论文标题
测序生物信息学算法及以后的理论分析
The theoretical analysis of sequencing bioinformatics algorithms and beyond
论文作者
论文摘要
性能的理论分析一直是许多应用领域算法工程的重要工具。它的目标是预测算法的经验性能,并成为驱动在实践中表现良好的新型算法设计的码数。尽管在许多情况下实现了这些目标,但在关键的应用领域中并未实现它们。我在测序生物信息学领域提供了一个案例研究,这是一个跨学科领域,该领域使用算法从基因组测序数据中提取生物学含义。特别是,我给出了三个具体的例子:两个显示了理论分析未能实现其目标的方式,另一个显示了它是如何成功的。然后,我将分类一些将理论分析应用于生物信息学测序的挑战,争论为什么经验分析不够,并给出提高理论分析与测序生物信息学的相关性的愿景。通过识别问题,了解其根源并提供潜在的解决方案,这项工作希望成为使理论分析在测序生物信息学和潜在的其他快节奏的应用程序领域中更相关的至关重要的第一步。

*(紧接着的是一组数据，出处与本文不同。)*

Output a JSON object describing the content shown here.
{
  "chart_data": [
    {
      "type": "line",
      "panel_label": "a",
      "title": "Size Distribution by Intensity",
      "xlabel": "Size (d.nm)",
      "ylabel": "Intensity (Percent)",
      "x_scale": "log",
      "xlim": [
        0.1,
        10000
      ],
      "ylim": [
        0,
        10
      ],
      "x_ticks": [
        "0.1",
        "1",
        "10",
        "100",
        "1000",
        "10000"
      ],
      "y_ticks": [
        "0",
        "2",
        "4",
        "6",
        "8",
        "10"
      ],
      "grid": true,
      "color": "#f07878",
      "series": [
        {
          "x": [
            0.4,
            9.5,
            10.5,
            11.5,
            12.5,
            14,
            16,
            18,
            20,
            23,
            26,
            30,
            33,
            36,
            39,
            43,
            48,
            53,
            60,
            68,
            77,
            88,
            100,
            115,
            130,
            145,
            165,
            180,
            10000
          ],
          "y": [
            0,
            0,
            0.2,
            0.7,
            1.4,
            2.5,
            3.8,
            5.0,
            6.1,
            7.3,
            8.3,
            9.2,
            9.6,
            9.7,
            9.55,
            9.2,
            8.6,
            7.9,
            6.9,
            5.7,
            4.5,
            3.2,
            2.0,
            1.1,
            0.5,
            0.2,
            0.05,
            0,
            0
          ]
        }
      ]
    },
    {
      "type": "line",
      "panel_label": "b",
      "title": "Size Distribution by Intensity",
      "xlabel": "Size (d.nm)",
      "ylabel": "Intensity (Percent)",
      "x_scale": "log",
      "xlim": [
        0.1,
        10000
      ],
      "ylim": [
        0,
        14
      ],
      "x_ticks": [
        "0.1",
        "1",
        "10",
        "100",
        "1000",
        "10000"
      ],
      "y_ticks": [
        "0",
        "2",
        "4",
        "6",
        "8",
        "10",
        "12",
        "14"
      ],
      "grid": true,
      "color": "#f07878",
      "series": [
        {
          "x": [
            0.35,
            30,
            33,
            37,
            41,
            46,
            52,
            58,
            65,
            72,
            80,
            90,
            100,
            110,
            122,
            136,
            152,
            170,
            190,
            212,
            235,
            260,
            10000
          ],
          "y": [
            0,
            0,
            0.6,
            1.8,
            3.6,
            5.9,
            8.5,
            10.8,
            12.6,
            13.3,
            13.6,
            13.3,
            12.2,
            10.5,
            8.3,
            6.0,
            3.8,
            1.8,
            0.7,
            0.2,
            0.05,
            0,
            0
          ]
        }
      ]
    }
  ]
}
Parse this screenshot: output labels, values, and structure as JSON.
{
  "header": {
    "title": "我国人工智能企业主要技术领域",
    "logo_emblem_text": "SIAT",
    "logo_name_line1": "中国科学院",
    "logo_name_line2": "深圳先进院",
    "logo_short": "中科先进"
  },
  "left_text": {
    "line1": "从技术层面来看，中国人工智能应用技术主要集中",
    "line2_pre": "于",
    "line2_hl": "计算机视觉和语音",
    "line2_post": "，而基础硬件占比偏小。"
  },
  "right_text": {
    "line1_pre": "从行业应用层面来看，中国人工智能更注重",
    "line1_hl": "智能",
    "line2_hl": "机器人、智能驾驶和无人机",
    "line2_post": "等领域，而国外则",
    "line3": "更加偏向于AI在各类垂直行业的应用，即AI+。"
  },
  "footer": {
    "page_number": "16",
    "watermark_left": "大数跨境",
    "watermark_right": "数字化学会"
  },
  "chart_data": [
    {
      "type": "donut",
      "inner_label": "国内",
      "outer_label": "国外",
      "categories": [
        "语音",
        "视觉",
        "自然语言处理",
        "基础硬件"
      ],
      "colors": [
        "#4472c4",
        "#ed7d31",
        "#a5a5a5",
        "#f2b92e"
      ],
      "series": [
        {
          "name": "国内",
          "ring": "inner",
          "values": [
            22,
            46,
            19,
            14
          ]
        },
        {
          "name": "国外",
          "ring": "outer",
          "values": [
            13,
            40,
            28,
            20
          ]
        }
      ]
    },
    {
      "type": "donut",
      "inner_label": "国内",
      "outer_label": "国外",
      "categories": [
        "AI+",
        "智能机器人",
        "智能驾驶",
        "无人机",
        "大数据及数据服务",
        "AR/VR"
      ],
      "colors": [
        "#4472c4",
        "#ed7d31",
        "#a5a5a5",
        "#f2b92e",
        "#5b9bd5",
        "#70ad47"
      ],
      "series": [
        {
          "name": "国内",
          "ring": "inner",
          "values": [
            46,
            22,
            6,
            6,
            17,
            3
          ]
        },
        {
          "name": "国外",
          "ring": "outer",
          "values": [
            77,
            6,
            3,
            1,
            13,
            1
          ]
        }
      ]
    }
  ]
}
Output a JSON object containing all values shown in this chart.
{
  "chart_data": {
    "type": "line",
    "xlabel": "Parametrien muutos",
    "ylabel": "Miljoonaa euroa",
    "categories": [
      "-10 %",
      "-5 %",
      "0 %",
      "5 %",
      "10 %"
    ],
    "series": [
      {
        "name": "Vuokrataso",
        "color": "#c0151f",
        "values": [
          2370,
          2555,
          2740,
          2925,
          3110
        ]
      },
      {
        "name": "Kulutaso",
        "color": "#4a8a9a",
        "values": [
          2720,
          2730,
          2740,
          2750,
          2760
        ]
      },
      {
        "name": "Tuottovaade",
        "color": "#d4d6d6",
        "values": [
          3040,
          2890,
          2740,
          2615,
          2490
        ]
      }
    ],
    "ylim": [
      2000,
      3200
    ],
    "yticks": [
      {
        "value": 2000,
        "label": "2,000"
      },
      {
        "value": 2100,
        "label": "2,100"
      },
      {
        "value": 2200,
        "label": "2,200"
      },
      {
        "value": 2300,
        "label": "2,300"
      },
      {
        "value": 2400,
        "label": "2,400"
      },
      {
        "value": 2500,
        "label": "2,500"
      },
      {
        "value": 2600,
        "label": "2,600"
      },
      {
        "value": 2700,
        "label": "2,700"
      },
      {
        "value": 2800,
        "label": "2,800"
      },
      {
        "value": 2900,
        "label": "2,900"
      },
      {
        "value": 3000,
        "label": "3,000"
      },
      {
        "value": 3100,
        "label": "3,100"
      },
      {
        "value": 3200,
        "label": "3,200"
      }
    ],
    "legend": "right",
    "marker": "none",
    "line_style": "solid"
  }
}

The theoretical analysis of performance has been an important tool in the engineering of algorithms in many application domains. Its goals are to predict the empirical performance of an algorithm and to be a yardstick that drives the design of novel algorithms that perform well in practice. While these goals have been achieved in many instances, they have not been achieved ubiquitously across crucial application domains. I provide a case study in the area of sequencing bioinformatics, an inter-disciplinary field that uses algorithms to extract biological meaning from genome sequencing data. In particular, I give three concrete examples: two showing how theoretical analysis has failed to achieve its goals and one showing how it has been successful. I will then catalog some of the challenges of applying theoretical analysis to sequencing bioinformatics, argue why empirical analysis is not enough, and give a vision for improving the relevance of theoretical analysis to sequencing bioinformatics. By recognizing the problem, understanding its roots, and providing potential solutions, this work can hopefully be a crucial first step towards making theoretical analysis more relevant in sequencing bioinformatics and potentially other fast-paced application domains.